In Israel, iced coffee is something different altogether. Iced coffee in Israel is a frozen sweet coffee slushie that quite often hardly even tastes like coffee at all. It’s more like an ice-blended dessert—sweet, thick, and refreshing. And despite its distance from traditional coffee, it’s wildly popular and beyond dispute delicious.
To my Israel Studies class, this drink became a routine in no time. For nearly a month, every day during break, my friends and I would walk over to Eran’s snack shack and get a small iced coffee for ten shekel. It was our routine. Later on, the daily practice expired, but my preference for Israeli iced coffee did not.
They don’t have much of the espresso drinks I’ve learned to love in America, like cappuccinos, cortados, or flat whites. But when I was there, I did not miss them.

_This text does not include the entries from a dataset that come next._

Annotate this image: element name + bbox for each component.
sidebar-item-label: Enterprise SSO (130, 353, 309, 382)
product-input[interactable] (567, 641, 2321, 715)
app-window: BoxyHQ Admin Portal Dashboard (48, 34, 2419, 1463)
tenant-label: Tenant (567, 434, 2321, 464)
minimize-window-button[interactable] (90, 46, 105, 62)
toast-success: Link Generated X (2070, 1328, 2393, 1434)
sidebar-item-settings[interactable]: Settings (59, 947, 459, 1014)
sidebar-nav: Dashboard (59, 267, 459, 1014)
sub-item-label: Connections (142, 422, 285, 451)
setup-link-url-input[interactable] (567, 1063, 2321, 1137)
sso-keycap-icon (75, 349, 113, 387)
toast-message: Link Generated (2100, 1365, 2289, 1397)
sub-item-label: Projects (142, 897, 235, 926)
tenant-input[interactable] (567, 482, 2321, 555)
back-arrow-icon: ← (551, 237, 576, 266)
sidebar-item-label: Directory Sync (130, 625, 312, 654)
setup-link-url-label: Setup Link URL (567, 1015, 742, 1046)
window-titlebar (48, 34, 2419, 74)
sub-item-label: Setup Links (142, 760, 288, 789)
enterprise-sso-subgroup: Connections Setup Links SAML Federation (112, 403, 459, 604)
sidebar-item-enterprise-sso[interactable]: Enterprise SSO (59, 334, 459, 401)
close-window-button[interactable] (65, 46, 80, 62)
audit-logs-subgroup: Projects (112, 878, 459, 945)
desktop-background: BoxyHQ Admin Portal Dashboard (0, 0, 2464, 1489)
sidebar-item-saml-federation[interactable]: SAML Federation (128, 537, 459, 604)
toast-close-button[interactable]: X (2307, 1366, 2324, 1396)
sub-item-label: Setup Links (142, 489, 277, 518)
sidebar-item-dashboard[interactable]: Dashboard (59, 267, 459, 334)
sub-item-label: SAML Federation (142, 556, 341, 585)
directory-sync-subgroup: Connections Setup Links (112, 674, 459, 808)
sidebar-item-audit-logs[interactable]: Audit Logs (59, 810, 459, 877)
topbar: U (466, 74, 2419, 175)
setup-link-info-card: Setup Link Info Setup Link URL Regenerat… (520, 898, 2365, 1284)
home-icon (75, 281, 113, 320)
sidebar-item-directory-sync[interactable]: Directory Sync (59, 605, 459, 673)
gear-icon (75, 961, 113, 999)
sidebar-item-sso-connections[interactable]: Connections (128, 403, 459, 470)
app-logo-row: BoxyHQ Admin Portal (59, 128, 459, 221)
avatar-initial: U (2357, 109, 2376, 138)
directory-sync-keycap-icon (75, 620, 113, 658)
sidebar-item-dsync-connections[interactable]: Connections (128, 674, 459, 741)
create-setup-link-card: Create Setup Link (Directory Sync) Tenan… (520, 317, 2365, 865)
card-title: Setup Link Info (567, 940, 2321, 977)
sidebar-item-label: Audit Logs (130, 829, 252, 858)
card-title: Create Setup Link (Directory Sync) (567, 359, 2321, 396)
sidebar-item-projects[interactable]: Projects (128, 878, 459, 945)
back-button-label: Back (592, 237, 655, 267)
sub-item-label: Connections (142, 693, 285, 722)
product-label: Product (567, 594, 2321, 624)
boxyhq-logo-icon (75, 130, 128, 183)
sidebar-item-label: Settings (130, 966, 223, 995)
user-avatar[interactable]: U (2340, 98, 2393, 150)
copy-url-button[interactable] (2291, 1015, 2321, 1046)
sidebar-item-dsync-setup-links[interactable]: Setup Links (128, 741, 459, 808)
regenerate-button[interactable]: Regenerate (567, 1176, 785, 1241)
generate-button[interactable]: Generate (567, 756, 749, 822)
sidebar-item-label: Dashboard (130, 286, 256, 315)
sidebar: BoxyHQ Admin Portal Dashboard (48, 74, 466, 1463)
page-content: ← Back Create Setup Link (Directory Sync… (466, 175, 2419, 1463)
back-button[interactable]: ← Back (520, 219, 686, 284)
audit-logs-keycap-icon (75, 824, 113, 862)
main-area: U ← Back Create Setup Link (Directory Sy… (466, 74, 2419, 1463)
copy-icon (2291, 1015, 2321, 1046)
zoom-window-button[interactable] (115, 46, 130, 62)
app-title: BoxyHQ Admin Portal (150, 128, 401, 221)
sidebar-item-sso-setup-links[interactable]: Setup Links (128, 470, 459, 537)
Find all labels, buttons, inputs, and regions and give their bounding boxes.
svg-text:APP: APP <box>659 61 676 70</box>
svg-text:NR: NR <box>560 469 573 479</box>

When I didn’t want the slushie, iced coffee, I would get what is called a cold coffee—an iced coffee by American standards. It was a simple, unadorned drink served over ice and actually tasted like coffee.
Still, whenever I went to the beach, I would usually have to choose between the two. The cold coffee was more familiar in flavor, but the iced coffee was more suitable for the destination. The frozen texture was more comfortable under the hot sun, and it stayed cooler longer. It was a seasonal and practical choice, and one that somehow always seemed fitting.
Since returning to California, even on chilly days, I periodically miss that version of iced coffee. There’s something about the experience—simple, sweet, and refreshing—that has stuck with me. When I return to Israel, you best believe one of the first things I’ll do is get an iced coffee.